Pharmacological Management of Tardive Dyskinesia
Vernon M Neppe MD, PhD 
EDUCATIONAL OBJECTIVES:
  - To provide background as to the enormity of the problem of.
 
  - To discuss the pharmacologic management of tardive dyskinesia.
 
  - 
    To allow perspectives as to alternative mechanisms of action of drugs 
    such as masking and subsensitization.
  
 
  - 
    Give perspectives for practice on the prevention and the treatment 
    of this condition.
  
 
 
Abstract
Tardive Dyskinesia (TD) has become the single major epidemiological 
scourge in the psychopharmacotherapy of the psychotic patient.  The 
threat of development of abnormal, largely irreversible, involuntary 
movements associated with chronic administration of antipsychotic drugs, 
has created debates as to whether, at times, continued antipsychotic 
drug treatment is appropriate and has substantially changed the 
management of psychoses.
 
Measures of TD are largely inadequate leading to the development by 
the author of the STRAW system of evaluation.
 
There are no FDA approved drugs for Tardive Dyskinesia. 
Numerous medications have been attempted for the management of this 
syndrome, with little success.
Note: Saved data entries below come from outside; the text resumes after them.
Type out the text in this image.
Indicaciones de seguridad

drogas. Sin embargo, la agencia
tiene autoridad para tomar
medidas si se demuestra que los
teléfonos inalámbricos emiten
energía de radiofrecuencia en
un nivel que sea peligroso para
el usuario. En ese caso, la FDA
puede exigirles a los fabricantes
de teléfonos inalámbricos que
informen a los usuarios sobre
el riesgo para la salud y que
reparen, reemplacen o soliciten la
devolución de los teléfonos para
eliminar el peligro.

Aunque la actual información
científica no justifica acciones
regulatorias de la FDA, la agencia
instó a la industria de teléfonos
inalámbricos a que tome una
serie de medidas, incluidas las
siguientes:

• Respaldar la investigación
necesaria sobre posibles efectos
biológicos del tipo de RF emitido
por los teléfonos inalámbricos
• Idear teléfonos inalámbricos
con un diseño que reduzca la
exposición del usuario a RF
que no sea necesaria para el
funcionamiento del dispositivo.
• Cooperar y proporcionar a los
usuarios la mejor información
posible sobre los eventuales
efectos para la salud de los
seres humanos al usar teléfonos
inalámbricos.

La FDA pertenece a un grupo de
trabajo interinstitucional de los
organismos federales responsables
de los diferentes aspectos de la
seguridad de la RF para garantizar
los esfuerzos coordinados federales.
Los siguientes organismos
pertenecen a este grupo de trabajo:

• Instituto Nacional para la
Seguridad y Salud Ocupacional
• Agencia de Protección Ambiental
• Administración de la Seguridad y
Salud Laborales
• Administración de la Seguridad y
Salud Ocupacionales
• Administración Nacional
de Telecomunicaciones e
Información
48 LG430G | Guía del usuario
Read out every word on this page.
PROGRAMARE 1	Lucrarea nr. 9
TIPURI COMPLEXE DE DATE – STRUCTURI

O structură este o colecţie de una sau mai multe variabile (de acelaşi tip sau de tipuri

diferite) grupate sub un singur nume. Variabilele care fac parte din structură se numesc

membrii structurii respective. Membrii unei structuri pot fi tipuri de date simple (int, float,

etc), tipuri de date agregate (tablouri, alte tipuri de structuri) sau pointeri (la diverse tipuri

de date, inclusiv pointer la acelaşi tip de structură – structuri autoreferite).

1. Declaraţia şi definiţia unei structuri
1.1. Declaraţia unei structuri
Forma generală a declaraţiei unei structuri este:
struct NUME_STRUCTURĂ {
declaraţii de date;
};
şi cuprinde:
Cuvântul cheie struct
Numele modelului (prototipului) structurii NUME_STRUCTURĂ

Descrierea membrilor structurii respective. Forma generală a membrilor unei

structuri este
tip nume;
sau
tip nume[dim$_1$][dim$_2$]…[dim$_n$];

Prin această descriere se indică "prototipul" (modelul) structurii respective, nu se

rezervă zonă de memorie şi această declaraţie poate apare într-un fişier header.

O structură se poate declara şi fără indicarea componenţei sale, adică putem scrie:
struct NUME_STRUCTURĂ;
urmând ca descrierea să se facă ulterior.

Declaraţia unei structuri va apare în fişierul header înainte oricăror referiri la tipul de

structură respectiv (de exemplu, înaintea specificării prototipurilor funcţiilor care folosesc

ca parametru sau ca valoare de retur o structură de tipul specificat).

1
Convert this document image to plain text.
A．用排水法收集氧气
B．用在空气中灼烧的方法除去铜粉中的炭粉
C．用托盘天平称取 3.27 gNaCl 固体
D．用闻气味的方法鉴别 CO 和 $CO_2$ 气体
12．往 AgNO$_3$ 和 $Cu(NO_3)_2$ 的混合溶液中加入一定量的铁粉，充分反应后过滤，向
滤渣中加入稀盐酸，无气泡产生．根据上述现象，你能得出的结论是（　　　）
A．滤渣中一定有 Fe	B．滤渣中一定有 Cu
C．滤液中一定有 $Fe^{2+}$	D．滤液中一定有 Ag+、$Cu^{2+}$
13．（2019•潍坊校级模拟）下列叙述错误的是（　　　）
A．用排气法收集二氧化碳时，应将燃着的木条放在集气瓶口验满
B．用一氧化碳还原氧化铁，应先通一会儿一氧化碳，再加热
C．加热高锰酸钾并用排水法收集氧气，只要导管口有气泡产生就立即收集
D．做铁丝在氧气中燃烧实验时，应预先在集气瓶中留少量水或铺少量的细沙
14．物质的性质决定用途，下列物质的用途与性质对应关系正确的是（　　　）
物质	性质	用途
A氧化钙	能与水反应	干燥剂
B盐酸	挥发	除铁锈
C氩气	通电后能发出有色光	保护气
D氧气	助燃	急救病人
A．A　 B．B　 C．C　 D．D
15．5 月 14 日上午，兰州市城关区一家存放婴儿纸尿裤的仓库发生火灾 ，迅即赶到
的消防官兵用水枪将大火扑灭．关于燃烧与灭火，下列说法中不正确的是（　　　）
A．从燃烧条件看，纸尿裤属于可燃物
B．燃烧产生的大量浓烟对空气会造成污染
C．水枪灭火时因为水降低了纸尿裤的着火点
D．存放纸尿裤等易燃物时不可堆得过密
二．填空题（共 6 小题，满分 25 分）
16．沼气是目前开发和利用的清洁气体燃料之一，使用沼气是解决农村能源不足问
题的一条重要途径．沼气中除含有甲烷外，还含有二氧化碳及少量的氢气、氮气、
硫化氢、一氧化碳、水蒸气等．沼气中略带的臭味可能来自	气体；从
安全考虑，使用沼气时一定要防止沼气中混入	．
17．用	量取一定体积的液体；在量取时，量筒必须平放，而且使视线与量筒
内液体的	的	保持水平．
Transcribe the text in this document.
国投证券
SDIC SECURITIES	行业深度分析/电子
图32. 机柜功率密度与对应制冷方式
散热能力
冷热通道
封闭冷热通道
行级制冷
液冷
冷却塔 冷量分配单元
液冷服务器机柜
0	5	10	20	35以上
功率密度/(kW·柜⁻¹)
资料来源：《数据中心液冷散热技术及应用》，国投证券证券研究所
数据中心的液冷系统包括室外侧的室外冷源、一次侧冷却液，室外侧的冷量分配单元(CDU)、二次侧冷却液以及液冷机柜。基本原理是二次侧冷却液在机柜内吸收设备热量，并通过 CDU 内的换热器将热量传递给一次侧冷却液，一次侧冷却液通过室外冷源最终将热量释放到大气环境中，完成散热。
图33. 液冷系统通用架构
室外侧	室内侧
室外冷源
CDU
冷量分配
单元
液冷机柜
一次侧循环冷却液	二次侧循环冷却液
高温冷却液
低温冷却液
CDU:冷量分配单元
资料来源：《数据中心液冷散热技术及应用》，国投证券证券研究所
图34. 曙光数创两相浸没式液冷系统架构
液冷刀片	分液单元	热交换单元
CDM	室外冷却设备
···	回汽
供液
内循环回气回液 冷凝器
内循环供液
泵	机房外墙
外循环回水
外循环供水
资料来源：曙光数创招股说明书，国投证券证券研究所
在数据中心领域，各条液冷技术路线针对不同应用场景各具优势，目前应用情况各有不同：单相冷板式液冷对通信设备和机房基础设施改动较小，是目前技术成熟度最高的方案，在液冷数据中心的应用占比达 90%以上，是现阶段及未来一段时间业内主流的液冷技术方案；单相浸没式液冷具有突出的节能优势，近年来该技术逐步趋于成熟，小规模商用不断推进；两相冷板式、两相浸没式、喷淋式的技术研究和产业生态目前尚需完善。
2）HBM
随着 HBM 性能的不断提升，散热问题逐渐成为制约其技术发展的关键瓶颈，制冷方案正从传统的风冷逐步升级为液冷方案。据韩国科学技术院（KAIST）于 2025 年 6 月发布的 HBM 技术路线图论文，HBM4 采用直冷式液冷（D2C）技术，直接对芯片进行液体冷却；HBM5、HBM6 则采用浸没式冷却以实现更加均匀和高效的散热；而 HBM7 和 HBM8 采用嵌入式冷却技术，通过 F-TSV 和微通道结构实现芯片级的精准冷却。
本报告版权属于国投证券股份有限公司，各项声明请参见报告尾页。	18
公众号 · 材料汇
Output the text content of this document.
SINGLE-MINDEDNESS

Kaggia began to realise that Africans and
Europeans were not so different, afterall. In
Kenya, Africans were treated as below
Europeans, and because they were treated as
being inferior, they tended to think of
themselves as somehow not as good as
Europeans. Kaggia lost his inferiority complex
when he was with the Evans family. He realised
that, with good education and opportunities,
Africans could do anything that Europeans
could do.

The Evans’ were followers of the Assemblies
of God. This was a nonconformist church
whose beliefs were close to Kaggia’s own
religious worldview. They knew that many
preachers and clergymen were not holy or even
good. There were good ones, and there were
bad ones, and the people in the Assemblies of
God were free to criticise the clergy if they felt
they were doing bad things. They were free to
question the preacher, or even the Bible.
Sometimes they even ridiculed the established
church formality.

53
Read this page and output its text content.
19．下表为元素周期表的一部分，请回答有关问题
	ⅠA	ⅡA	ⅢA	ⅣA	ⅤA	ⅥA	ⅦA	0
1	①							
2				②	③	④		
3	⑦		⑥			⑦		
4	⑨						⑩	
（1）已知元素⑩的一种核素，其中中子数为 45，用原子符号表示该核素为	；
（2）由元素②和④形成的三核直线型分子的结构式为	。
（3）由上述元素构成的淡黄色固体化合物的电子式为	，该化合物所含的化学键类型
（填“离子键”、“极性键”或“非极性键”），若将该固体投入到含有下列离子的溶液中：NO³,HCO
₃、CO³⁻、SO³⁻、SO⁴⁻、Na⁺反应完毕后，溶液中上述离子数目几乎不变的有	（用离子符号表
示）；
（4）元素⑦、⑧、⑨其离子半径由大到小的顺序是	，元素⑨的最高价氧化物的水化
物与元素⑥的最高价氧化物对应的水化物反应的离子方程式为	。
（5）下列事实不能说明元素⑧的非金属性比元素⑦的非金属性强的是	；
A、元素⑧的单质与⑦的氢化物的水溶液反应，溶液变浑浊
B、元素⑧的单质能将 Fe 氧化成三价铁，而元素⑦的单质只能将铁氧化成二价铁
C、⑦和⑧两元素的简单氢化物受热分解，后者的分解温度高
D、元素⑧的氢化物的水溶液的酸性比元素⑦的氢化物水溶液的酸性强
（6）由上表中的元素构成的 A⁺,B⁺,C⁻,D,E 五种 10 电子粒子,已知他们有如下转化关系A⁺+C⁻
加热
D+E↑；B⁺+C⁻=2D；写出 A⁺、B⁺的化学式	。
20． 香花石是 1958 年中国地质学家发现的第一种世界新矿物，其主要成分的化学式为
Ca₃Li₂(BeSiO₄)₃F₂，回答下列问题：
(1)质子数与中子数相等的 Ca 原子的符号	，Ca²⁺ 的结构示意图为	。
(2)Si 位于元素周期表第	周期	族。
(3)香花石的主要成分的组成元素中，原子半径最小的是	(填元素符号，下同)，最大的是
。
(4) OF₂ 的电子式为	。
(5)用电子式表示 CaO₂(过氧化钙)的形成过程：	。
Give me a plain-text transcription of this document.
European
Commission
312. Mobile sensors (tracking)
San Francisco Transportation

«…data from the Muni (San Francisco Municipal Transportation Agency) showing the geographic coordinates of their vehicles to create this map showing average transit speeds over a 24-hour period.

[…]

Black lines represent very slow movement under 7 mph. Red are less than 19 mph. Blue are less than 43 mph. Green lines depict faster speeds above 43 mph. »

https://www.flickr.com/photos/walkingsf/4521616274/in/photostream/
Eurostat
Previously investigated pharmacologic 
interventions have included cholinergic agents, amine synthesis 
inhibitors, amine-depleting agents, gamma-aminobutyric acid (GABA) 
agonists, calcium antagonists and vitamin E. Most of these agents 
produced inconsistent or temporary effects or were associated with 
unacceptable side effects.
 
Numerous medications accentuate this condition including 
anticholinergics and neuroleptic withdrawal. Additionally, stress and 
serotonin modulating drugs influence outcome.
 
Because TD has been linked to dopamine receptor supersensitivity, 
and associated tardive psychosis may have similar mechanisms, drugs 
which may stabilize, this supersensitivity appear appropriate 
theoretical choices for use in TD. Consequently, the availability of 
the azapirone, buspirone, may be a breakthrough of profound 
significance. This drug seems theoretically and empirically to 
alleviate TD in doses of 120-240 mg/day. The evidence for this is 
discussed based on the authorâs research both in Washington state 
and St Louis. The need for double blind studies is emphasized.